QUALITY IN THE FIRST PERSON
ISO 9001 misunderstandings cause negative first impressions
by T. Dan Nelson
I first heard about the ISO 9001 standard as a graduate student at the University of Iowa. It was lumped in with other acronym-ridden quality initiatives, such as just-in-time (JIT) delivery and total quality management (TQM). I didn’t pay close attention to ISO 9001, not having any idea how familiar I’d become with it in the years to come.
After finishing graduate school, I moved to Colorado. In 1994, I began my career with ISO 9001 after a small circuit board shop hired me to write its work instructions. The organization was in pursuit of ISO 9002 certification and needed to document its quality management system (QMS).
I was hired as a temporary, full-time technical writer to develop lower-level work instructions. The quality manager was already working on customizing prewritten system-level procedures he’d found in a popular book. If only I knew then what I know now.
A year and a half later, I completed the work instructions and left the circuit board shop with a bad taste of ISO 9001 in my mouth. But the best job I could get was—you guessed it—writing work instructions for another company in pursuit of ISO 9001 certification. I did that for a few months before I was called back to the circuit board shop.
The quality manager announced he was leaving the organization, so I was asked to help the shop become certified, and I obliged. Following the advice of my boss before his departure, I requested the organization send me to ISO 9001 lead auditor training.
Training was a week-long whirlwind that left me with more questions afterward than I had going in, but I passed the final exam with no problems. I thought I understood the training as well as anyone else and that working for a certifying body would augment the training provided.
Much of the course focused on the individual requirements of ISO 9001, and it left me thinking that organizations documented their QMSs merely to pass ISO 9001 audits. Years later, I would understand that passing audits is a secondary objective of QMS documentation.
Most of the principles of quality management contained in ISO 9000—from which the requirements of ISO 9001 are derived—are straightforward and don’t require strenuous training. The process approach, however, was a principle contained in ISO 9000 that did require further explanation for many lead auditor trainees, but just like the principles, it was only briefly addressed.
Nobody at the shop liked the ISO 9001 procedures that were created. They were confusing at best. But the shop passed the registration audit with flying colors. After it was certified and the party was over, my job was finished, and it was time for me to find another one. The taste of ISO 9001 in my mouth had gone from bad to worse.

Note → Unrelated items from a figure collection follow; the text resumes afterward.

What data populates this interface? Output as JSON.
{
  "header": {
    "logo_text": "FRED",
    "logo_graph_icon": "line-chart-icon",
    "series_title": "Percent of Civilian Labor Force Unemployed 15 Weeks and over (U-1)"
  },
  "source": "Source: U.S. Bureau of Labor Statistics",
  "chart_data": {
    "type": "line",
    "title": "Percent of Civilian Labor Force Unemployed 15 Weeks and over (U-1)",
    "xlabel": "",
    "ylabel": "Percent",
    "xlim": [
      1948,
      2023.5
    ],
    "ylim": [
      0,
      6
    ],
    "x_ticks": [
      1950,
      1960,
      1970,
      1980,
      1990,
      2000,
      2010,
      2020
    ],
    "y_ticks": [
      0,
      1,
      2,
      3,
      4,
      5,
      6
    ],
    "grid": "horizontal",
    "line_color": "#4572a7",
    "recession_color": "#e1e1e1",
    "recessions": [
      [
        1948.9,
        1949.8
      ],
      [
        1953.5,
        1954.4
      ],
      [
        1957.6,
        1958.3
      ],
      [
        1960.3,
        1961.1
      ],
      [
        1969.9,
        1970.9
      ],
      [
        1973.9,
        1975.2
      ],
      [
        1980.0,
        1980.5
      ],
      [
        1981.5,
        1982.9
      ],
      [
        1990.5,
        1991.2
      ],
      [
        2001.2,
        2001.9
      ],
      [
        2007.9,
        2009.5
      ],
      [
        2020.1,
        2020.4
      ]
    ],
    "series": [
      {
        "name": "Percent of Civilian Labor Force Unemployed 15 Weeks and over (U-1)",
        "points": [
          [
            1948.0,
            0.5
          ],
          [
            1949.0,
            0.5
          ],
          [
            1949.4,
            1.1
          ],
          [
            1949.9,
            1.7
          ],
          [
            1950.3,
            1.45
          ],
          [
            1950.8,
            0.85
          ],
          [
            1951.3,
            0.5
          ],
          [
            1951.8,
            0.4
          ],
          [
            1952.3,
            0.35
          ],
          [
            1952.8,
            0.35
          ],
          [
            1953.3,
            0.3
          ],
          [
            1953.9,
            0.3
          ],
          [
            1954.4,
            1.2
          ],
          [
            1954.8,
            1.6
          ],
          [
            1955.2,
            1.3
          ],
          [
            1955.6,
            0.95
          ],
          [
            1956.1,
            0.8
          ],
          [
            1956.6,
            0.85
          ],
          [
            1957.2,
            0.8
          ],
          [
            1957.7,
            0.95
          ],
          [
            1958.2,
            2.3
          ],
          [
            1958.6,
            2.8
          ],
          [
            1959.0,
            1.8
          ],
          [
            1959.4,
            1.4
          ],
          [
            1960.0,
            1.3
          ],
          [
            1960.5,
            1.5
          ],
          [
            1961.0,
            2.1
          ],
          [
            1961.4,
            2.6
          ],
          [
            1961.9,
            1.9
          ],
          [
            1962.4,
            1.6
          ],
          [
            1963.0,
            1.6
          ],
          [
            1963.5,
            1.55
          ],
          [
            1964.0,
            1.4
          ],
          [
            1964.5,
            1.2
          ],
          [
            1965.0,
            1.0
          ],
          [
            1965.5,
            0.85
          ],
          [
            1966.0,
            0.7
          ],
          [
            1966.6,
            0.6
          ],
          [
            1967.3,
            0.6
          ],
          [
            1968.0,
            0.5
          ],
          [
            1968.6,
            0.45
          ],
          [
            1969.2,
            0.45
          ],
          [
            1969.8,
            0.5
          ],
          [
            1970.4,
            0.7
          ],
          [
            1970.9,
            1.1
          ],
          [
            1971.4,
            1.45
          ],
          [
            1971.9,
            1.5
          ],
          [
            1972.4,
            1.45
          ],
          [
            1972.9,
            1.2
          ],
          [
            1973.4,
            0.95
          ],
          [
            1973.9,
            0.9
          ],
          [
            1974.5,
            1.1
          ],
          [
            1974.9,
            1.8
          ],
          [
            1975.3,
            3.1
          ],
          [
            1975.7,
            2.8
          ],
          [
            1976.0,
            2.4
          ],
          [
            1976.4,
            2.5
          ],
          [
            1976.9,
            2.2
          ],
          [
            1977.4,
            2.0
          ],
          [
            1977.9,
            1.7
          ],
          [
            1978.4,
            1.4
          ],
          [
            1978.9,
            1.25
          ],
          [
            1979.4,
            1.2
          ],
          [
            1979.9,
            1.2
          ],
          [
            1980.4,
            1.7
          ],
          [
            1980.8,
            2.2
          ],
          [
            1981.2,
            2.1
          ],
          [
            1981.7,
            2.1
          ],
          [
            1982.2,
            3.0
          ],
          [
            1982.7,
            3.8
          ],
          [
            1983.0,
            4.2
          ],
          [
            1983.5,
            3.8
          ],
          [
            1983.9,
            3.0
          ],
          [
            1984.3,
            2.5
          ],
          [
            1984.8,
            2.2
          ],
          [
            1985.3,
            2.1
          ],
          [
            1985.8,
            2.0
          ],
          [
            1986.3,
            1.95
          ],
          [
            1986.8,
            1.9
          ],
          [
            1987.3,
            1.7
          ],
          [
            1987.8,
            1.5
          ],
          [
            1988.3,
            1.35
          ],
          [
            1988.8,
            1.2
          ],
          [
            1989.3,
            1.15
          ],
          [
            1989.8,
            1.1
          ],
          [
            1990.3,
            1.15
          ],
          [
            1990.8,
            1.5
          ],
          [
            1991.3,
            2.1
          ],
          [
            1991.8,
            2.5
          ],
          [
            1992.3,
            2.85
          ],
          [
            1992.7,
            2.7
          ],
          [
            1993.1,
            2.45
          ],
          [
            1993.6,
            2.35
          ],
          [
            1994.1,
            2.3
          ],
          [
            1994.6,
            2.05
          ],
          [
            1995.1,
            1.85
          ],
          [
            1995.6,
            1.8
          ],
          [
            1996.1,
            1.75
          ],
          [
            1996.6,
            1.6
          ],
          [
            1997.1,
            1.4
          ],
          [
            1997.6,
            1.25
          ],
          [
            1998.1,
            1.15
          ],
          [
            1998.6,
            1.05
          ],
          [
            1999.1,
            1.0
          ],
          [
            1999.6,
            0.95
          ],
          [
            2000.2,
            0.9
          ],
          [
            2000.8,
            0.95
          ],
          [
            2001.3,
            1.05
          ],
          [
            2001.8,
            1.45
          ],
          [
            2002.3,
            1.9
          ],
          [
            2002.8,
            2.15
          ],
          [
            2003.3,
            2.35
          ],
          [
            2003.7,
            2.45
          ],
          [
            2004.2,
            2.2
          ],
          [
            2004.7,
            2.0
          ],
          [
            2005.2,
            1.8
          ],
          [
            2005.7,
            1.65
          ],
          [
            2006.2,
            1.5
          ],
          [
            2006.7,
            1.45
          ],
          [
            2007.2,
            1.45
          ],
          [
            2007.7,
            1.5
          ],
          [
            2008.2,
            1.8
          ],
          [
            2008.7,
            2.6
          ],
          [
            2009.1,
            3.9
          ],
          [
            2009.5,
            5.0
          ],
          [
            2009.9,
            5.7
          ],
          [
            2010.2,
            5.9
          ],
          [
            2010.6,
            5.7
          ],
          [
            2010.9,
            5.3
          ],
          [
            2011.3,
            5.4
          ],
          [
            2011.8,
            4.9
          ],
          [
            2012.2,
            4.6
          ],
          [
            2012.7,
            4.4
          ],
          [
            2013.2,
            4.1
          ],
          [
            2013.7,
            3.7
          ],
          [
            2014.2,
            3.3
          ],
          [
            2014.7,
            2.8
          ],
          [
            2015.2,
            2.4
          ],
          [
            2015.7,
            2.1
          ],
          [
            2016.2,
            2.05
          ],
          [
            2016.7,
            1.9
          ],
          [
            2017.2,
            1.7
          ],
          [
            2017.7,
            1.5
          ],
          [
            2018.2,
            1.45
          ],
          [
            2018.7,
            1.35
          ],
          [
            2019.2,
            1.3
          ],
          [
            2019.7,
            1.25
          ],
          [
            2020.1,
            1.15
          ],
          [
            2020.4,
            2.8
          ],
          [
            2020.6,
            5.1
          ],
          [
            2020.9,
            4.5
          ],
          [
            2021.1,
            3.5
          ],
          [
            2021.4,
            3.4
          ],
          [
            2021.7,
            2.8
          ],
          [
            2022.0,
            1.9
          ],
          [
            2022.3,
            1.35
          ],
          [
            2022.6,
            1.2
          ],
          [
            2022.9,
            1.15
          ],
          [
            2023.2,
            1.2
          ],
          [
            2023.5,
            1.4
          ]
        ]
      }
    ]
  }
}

Again, as I looked for work, the best job I found was—you guessed it—writing documentation for a company in pursuit of ISO 9001 certification, and I was hired on a contract basis. After several months of writing lower-level QMS documentation and being able to show a few years of ISO 9001 experience, I found full-time work as a consultant trainee.
Process vs. standard-based approach
My newest employer was a small British consulting firm. Not only was I trained to be a management consultant, I also learned what ISO 9001 was really about. The basic lesson of my training was that procedures were supposed to describe actual organizational processes—not the standard’s clauses and subclauses.
Until that time, I thought ISO 9001 required 20 procedures. That’s what my books said, and that’s what everyone else was doing. It wasn’t even a question.
After the release of ISO 9001:2000, there was a problem with the books available for guidance on the standard. None of them appeared to explain the process approach promoted by ISO 9001:2000. The book I had previously used contained 20 procedures, intended to be cut and pasted into any organization’s QMS documentation. Why 20 procedures? There was one to address each of the 20 elements of the 1987 and 1994 versions of the standard, of course.
I discovered, like many people, I was viewing ISO 9001 incorrectly. Unlike my previous training courses, my new employers set me straight.
ISO 9001 never required a certain number of procedures. The approach promoted by popular books and my previous trainings was contrary to the process approach promoted and required by the standard. This standard-based approach contradicts the standard’s endorsement of the process approach.
The number of procedures required by an organization’s management system depends on the number of processes defined as being needed for the system to function. Some systems are properly defined by 10 procedures, others by 30. That’s a feature of the process approach. Documentation is focused on processes—pursuant to plan-do-check-act cycles—rather than being focused on clauses of ISO 9001.
I’ve been using and promoting the process approach ever since 1998. It makes good sense in any organization. Why wait until ISO 9001:2015 requires it to reap the benefits of applying a process approach?
T. Dan Nelson is the principal at T.D. Nelson in Denver. He earned his MBA from the University of Iowa in Iowa City.